Strategic Human Resources and Talent Management recently released their predictions for 2012, which included points such as employee engagement taking center stage, corporate training continuing to transform, and the movement within organizations to focus on career development.
Here at WorkSimple, we thought we’d make our own workforce predictions, and perhaps our own resolutions, for the new year. So, without further ado, here they are:
A true realization that performance reviews just don’t work
We’ve said it before: performance reviews aren’t effective. Not only do they take up a lot of time, but it’s also difficult to remember every single detail about every single employee. Instead, we see the workplace shifting to something that works the way they do: social goals.
Social goals allow you to communicate better with your team members in real time, not just once or twice a year. So, if you notice an employee not working to their full potential, start a conversation then and there. This helps them improve, while at the same time reaching your overall company goals.
A greater shift to a virtual workforce
The virtual workforce has definitely increased over the past few years, with 53% of CFOs planning to increase telecommuting at their companies. So, if you don’t work or operate at least semi-virtually, you more than likely will be doing some sort of virtual work in the future.
Although a virtual workforce has it’s pros and cons, the fact is that virtual workforces work just as well as traditional environments, while offering a better work-life balance, something that many of us are trying to achieve. Management just needs to take the time to plan, manage, and engage teams to ensure goals can be met in the most effective way.
Results matter to all of us, whether we’re entry-level or a high-ranking CEO. However, we believe that in 2012 we’ll see a greater shift towards results-driven cultures. With all the technology we have available, it’s now easier than ever to not only achieve our goals, but achieve them in the easiest way possible, both internally and externally.
A few ways you can do this include embracing social goals as a way to build rapport, proactively outlining every move, and of course, constant communication and feedback. If everyone is on the same page, it’s easier to achieve the results you want.
The growth of empowerment and engagement
Sometimes, employees just need a little motivation. By empowering your workforce, whether they are virtual or in a traditional environment, you give them a reason to do their best. You don’t have to give a passionate speech every morning. You just have to help your team feel important and worth something, as opposed to just being a number.
At the same time, it’s important to engage with your team. After all, job satisfaction starts with feeling appreciated. So, if you want to keep the best employees, you have to learn how to engage with them. Today’s workforce almost expect it, with things like social software and collaboration being high ranking. Learn who they are, what projects are best suited for them, and keep them in the loop. By keeping that attention, and building that trust, you create a more open relationship.

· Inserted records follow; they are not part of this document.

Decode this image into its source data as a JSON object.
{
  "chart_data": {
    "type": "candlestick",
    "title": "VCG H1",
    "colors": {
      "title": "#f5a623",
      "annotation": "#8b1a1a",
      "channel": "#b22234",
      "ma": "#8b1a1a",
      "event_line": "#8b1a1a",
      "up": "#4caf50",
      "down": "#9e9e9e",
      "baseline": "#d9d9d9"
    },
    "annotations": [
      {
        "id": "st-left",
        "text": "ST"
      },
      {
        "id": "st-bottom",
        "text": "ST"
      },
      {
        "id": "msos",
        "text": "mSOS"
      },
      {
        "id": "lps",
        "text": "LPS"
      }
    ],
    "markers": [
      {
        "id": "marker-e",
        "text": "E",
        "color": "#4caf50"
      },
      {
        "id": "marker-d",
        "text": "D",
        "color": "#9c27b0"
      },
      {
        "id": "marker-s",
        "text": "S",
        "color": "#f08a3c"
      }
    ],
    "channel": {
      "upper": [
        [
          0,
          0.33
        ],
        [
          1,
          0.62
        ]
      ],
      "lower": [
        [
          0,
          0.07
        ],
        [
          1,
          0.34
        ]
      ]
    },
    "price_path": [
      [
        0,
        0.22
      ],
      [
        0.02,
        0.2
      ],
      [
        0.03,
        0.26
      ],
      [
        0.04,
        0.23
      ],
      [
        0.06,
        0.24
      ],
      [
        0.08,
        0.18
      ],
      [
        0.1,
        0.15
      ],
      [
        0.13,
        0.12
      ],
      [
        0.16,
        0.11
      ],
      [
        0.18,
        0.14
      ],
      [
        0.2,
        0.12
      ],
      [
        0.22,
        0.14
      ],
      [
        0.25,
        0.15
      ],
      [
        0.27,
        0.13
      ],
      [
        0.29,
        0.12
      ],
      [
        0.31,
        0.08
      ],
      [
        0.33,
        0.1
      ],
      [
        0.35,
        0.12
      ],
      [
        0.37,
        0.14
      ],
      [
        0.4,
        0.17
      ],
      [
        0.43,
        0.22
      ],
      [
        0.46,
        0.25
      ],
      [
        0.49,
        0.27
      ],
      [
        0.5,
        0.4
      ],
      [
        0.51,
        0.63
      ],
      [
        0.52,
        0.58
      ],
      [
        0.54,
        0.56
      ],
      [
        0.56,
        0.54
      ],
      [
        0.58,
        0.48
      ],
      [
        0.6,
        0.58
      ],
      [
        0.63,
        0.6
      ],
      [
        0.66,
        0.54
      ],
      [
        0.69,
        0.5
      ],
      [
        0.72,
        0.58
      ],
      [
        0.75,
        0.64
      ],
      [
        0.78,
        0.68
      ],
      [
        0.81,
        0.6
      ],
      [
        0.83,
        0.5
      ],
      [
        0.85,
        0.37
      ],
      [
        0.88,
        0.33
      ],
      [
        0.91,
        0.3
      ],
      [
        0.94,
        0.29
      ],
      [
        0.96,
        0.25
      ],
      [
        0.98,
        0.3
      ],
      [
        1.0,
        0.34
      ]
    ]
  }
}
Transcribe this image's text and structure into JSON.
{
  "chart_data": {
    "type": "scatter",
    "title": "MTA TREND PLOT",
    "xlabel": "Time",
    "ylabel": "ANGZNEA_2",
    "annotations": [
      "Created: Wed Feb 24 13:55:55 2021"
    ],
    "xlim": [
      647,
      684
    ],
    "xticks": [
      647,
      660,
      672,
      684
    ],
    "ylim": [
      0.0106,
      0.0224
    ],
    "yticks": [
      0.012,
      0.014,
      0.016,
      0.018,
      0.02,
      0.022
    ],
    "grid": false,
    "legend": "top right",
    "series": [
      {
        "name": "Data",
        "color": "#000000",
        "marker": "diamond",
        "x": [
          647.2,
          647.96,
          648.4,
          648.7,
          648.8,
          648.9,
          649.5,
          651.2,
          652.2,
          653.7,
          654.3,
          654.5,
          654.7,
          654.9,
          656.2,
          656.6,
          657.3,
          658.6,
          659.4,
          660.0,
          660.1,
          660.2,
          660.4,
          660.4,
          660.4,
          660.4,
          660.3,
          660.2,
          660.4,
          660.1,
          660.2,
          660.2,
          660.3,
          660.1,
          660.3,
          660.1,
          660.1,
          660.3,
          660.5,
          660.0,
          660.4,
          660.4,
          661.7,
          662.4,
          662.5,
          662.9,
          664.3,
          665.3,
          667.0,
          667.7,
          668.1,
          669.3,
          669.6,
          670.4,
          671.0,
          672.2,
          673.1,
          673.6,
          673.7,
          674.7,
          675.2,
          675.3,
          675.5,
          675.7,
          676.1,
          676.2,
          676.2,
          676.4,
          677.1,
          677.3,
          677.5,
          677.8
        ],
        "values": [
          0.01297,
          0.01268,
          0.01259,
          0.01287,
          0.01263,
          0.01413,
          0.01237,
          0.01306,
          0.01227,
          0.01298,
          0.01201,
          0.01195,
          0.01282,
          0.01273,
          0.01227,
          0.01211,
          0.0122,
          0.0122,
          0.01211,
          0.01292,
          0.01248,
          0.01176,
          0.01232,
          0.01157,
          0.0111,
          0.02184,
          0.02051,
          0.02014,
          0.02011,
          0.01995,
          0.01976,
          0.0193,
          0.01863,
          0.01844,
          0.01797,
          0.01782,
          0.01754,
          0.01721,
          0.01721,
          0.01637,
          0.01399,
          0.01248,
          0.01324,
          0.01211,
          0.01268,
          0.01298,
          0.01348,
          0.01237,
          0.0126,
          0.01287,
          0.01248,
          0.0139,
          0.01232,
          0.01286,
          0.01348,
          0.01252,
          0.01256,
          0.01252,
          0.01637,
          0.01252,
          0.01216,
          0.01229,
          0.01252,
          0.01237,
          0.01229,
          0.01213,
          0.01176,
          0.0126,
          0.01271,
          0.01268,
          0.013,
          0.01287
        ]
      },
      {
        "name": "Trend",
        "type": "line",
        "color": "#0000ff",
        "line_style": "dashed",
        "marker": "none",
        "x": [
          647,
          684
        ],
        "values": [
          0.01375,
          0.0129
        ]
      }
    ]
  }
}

Increased social performance
The traditional way performance management is run won’t work for much longer and in 2012, we’ll see an increased shift toward social performance. See, subjective appraisals based on how an employee operates isn’t the best way to critique when our roles are continuously changing, particularly things like goals. Plus, traditional performance reviews basically measure employee capabilities, something that should have been assessed during the hiring process.
Instead of measuring things like what an employee achieved during X amount of months, social performance will allow management to engage with the already capable employee with vision and empowerment, as well as consistent tools and feedback, to help everyone reach their goals.
The role of management will continue to evolve. In 2012, we’ll see more organizational structures with flattened hierarchy. That is, a more equal workforce. So, instead of seeing the all-powerful manager, will see manager’s becoming more like coaches, setting the bar high and motivating employees to get the job done without that preconceived iron fist.
In addition, a flattened hierarchy also means that full transparency must happen. Transparency describes how easily updates and information flows throughout an organization and it essentially depends on open and honest managers. When it comes down to it, communication and corporate goals can positively impact how employees work, both individually and in teams, which leads to greater competitiveness—and greater success.
Agile work and agile performance
At it’s core, agile work and agile performance is offering real-time, continuous feedback. This type of management offers constant feedback rather than quarterly or yearly reviews. Instead, focus on innovation which creates business value by helping all team members see how their job impacts other departments and getting real-time feedback. When employers see the bigger picture, and their role in it, it proves for a better work environment.
What do you think? What are your 2012 workforce predictions?